New U.S. Demand for Iraq  Inspections in August
Signal Possible Election-Year Ploy

 July 5, 2000                                                          

The new UN commission for weapons inspections UNMOVIC, is preparing  to enter Iraq in August. According to Former U.S. Marine Intelligence Colonel and weapons inspector Scott Ritter the new demand for inspection is a Clinton administration election ploy to provoke an escalation of bombing and a new round of open warfare against the people of Iraq. Ritter told the  British newspaper The Independent yesterday that the inspection team clearly had no realistic chance of being allowed into Iraq in August. Ritter was a member of the UNSCOM inspection team that was ejected from Iraq in  December of 1998 after carrying out spy operations in collusion with the CIA and collecting target data for U.S. and British military forces. 

"The new commission, UNMOVIC, will not be allowed into Iraq in August,  three months away from the election," said Ritter. "You have got a Vice   President, Al Gore, trailing behind in the polls, and what better way to appear  tough and switch attention away to a so-called foreign threat." Gore has said  in campaign speeches that he had favored the continuation of all-out war  against Iraq in 1998 when President Clinton moved to de-escalate the conflict. Ritter added that he expects the U.S. to draft Britain into the action as well, "to give it the appearance of something multilateral," since the UN  Security Council is unlikely to approve military action against Iraq.

Earlier this week, former UNSCOM head Richard Butler also predicted another U.S.-Iraq crisis. In a June 23 interview with Melbourne, Australian  newspaper The Age, Butler echoed Ritter by predicting that "we'll probably  have another Iraqi crisis on our hands" sometime in the next six weeks.

"These statements indicate that Iraqi lives may once again become cannon  fodder for U.S. politics," said Sara Flounders of the International Action  Center. "The horrible irony here is that the U.S. has been waging a genocidal  war on Iraq non-stop for the past ten years and the media has suppressed  this." Flounders said that statement like these from political figures with an  insider perspective on U.S. aggression against Iraq were an alarm call for the  anti-war and anti-sanctions movement. "It's clear that a major attack may  happen very soon," she said, "and we have to be ready to mobilize  opposition to this further aggression. The UNSCOM team conducted over 9,000 inspections in Iraq without finding any significant violations. Their  expulsion was the Clinton administration's excuse for its 1998 renewal of  hostilities against Iraq. Since then more than 21,600 U.S. and British  warplanes have flown into Iraqi airspace. In addition to enforcing sanctions  that have killed over a million Iraqis since 1990, there has been a bombing or  missile attack on an average of once every three days. Now a further  escalation is being planned.”

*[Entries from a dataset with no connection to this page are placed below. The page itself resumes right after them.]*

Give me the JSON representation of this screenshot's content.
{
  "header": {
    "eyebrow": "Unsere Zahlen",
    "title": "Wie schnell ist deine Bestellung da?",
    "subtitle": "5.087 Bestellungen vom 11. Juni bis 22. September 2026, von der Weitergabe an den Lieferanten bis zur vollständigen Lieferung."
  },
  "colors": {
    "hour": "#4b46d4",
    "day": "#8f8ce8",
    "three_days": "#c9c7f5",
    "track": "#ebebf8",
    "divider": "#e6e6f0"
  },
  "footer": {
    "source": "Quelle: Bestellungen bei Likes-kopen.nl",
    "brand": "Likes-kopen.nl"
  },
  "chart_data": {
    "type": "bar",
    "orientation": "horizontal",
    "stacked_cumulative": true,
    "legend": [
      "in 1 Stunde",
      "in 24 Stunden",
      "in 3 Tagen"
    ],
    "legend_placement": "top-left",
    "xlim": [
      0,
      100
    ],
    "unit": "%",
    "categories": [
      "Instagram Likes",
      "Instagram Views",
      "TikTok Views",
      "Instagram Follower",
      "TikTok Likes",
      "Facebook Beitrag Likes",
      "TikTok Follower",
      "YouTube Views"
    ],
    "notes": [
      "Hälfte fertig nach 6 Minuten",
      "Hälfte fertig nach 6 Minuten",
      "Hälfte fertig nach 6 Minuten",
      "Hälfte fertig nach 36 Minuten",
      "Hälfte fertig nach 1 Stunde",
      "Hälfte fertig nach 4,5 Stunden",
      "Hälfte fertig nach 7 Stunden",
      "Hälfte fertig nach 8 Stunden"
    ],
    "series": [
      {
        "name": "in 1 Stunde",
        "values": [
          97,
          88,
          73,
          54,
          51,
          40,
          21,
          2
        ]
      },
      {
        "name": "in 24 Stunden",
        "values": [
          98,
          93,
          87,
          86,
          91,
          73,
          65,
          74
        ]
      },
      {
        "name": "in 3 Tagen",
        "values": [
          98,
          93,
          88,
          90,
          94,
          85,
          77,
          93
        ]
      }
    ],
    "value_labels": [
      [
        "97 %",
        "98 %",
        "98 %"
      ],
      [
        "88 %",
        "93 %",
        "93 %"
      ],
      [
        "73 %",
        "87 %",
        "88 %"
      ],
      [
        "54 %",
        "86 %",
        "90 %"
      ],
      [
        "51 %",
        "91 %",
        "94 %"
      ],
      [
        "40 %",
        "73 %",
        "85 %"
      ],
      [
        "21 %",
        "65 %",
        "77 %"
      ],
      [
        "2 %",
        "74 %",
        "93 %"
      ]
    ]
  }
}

The Pentagon claims that it is merely patrolling the no-fly zones over  northern and southern Iraq, and that the bombings are in response to radar  locks from Iraqi anti-aricraft weapons. Their targets are mostly civilian  infrastructure, including schools, roads, food, power and water facilities, and  the oil wells that provide Iraq's only source of income. Pentagon officials  admit that there is no strategic relationship between Iraqi "aggression" and  these reprisal attacks. None of these activities have the approval of the UN  Security Council.